A Book A Day: The Year of Magical Thinking by Joan Didion

Image source: Goodreads

Within the span of 18 months or so, the writer Joan Didion lost her husband (quite suddenly) and her daughter (a bit more gradually but still, quite unexpected). The Year of Magical Thinking is her memoir of grieving her husband. Another book, Blue Nights, is devoted to the death of her daughter.

Joan and her husband, John Gregory Dunne, wrote movies together. In the same apartment, in what’s lovingly described as a nearly symbiotic—or, in less fancy terms, co-dependent—relationship. Don’t get me wrong, she has an impressive amount of work (novels, articles, essays) with solely her name on it. And if you google her and look at photos of her, you’ll see how she has a nearly undefinable aura of coolness and chic, from her youth until today. 
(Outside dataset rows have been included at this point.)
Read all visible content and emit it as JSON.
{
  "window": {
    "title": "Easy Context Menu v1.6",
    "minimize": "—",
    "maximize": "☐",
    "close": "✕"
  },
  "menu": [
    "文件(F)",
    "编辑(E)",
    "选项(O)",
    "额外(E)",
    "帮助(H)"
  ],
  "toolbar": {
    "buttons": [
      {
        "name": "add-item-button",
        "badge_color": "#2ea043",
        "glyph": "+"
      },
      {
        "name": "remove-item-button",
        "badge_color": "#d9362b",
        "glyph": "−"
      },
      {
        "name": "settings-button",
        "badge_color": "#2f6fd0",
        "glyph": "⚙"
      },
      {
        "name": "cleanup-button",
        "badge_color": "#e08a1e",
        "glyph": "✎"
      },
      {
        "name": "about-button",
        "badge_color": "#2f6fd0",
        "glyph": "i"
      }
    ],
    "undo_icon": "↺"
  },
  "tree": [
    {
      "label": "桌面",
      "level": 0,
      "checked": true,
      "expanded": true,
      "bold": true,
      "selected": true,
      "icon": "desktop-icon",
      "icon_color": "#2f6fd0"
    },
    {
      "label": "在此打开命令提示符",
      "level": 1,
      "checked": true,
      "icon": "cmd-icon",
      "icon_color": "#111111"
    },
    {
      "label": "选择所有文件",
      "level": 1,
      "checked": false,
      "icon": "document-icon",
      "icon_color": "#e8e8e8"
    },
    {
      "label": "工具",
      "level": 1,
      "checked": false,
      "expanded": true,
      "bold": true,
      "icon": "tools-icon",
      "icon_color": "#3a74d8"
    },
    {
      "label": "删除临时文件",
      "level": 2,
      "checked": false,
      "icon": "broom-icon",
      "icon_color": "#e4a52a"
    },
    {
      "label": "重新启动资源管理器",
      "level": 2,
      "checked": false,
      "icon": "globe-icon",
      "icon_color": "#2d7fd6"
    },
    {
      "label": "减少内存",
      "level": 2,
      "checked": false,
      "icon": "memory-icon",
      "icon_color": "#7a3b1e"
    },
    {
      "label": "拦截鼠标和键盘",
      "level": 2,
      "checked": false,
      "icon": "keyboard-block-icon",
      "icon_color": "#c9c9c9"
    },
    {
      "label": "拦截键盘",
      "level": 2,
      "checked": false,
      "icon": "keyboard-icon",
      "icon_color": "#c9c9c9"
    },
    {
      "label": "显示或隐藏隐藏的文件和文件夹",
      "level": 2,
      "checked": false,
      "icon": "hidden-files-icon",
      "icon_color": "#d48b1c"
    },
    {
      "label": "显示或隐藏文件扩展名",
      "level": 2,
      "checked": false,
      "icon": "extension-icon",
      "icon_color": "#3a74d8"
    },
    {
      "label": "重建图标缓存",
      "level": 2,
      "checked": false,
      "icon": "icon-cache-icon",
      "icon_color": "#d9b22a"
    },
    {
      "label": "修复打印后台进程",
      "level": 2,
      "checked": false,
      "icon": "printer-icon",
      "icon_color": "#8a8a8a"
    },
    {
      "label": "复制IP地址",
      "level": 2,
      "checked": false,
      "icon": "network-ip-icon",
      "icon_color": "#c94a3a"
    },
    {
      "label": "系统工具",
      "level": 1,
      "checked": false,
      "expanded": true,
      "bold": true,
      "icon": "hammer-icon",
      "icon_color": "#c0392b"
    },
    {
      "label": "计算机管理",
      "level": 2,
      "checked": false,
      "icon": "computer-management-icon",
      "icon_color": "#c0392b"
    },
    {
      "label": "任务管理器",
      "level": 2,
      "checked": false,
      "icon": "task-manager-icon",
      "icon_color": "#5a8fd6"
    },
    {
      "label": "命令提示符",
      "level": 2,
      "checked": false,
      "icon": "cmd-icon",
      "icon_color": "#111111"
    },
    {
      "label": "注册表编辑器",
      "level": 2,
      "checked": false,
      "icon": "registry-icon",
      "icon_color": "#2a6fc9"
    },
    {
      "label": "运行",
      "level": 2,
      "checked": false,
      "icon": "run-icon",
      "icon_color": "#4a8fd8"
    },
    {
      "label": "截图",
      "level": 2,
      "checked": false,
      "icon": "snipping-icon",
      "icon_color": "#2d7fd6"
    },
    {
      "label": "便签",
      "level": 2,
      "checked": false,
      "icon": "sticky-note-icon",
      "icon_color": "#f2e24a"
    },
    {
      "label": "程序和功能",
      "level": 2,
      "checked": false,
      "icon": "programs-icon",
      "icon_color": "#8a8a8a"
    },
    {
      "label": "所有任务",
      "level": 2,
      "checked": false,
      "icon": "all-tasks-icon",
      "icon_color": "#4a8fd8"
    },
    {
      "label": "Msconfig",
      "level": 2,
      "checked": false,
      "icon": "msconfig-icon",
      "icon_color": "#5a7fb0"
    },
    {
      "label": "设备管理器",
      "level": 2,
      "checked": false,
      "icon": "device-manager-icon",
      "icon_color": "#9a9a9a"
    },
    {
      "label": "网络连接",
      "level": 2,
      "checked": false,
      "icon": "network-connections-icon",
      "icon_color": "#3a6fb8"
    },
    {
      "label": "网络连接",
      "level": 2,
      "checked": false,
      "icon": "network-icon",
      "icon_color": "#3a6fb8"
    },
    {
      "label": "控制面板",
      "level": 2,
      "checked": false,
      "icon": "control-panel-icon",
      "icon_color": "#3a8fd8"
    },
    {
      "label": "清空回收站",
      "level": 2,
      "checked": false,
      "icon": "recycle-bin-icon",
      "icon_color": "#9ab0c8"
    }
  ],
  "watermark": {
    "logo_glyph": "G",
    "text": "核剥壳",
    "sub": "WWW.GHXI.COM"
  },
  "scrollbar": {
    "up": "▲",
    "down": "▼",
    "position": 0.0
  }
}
That attitude extends to her writing as well, and even though she’s obviously in so much pain from losing a life and creative partner, she’s just so extremely elegant and serene about it, even in her anger: her husband had a massive heart attack that largely could have been prevented with a more healthful diet and exercise. I can tell that writing’s what she was born to do, and it’s as much an activity of survival as it is a way to cope with such colossal loss.

I’ve worked at a hospice with a thriving bereavement program, and I’ve learned that families who grieve, for the most part, agonize about the first anniversary of their loved one’s death, but they can’t really explain why. I think we’re conditioned to recognize yearly events, and death is no exception. But I also believe that experiencing that date a year later brings about  a certain kind of remorseless finality, no matter how they’ve prepared for it.